The core difference
A chatbot takes input, produces output, and stops. The interaction is turn-based: you send a message, it sends a message back. Between turns, nothing happens. The model does not run, does not check anything, does not update its state. ChatGPT, Claude.ai, Gemini — these are chatbots in this sense. Sophisticated, with long context windows and impressive reasoning, but they wait for you.
An agent is a process that runs continuously, maintains state, and takes actions. It can be given a goal and work toward it over time, across multiple steps, without you in the loop for each one. An agent can browse a website, notice something, write code to process it, run that code, and send you the result — all without being prompted at each step.
This gap is why enterprise investment is moving toward agents. Gartner projects 40% of enterprise applications will feature task-specific AI agents by 2028, up from less than 1% in 2024. The AI agent market was valued at $5.43 billion in 2024, growing at a 45.82% CAGR. McKinsey estimates early agentic deployments deliver 3-5% annual productivity gains. The numbers reflect a real shift: organizations are paying for automation that actually runs.
Where chatbots are the better tool
Chatbots work well for tasks that genuinely benefit from conversational back-and-forth. Drafting an email where you want to respond to the draft in real time, exploring an idea through dialogue, getting a quick explanation of a concept — turn-based format is appropriate here and the low latency of a stateless model works in your favour.
Chatbots are also the lower-risk choice when the stakes of an incorrect action are high. If the model gives you a bad answer in chat, you see it immediately and correct it. If an agent executes a bad action — sends an email, deletes a file, makes an API call — the consequences are harder to undo.

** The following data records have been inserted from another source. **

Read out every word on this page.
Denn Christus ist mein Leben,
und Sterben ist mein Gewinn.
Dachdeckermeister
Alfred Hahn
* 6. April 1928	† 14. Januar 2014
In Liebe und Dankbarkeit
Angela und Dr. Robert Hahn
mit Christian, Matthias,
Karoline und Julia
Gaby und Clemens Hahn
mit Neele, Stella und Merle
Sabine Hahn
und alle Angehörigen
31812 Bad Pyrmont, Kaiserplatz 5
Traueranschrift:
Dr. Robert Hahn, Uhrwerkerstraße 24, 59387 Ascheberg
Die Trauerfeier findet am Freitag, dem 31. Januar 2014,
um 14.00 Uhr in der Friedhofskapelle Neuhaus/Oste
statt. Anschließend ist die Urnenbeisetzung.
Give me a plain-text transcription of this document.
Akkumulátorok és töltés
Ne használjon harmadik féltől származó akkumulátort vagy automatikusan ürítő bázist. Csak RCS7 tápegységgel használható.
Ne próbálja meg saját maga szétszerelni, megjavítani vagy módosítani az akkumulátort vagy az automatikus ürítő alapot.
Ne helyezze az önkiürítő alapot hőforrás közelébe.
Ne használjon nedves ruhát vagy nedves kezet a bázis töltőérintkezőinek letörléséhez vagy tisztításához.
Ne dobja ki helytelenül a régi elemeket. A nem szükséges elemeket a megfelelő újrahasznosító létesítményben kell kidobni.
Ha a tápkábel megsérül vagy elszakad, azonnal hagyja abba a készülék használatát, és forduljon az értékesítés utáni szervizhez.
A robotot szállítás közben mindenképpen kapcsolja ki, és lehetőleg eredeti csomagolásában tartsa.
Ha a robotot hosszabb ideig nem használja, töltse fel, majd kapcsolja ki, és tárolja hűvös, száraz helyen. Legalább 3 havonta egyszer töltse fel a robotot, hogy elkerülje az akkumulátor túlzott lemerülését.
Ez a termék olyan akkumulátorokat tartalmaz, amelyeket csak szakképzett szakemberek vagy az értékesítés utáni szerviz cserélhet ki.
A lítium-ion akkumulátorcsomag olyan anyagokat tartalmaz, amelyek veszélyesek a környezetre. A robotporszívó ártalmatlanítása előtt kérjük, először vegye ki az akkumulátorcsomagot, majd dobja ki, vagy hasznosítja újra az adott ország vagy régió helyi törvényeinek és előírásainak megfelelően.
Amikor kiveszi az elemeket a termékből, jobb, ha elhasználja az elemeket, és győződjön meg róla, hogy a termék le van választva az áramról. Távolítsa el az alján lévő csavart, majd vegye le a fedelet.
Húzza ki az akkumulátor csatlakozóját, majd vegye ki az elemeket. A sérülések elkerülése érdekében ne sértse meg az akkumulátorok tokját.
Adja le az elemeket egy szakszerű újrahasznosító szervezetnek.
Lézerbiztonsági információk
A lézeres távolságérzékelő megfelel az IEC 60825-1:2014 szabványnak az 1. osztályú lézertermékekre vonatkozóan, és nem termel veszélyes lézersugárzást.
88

The human-in-the-loop that chatbots impose by design is actually a feature for certain categories of work.
Where agents are the better tool
Agents are better for repetitive structured work that should happen on a schedule without your involvement. Anything you do weekly or daily that follows a consistent pattern is a candidate — checking a feed and summarizing it, monitoring a dashboard and alerting on anomalies, processing a batch of data and updating a spreadsheet.
They are better for long-horizon tasks where the number of steps exceeds what you can sustain attention for in a single sitting. Debugging a complex codebase problem, doing deep research across 20 web sources, or systematically testing a list of hypotheses — these all benefit from autonomous step-by-step execution.
And agents run at 3am. Chatbots do not.
Why the confused terminology matters
When AI tools market themselves as 'AI agents' without having the actual capabilities — no tool use, no persistent state, no autonomous execution — it creates false expectations. Someone pays for a product expecting to delegate work and discovers they still have to be present for every step. The result is 40% of agentic AI projects failing due to inadequate foundations, per Cyntexa's 2026 survey of enterprise deployments.
Conversely, when people dismiss 'AI agents' because they remember the failures of early chatbot-based agent attempts from 2023 — systems that confidently executed incorrect multi-step plans without any self-correction — they miss how much the technology has matured. Modern agents with proper tool verification, checkpoint-based rollback, memory of past mistakes, and human-approval gates behave quite differently. Research shows agents resolve 70-85% of defined tasks without escalation, versus 30-40% for chatbots.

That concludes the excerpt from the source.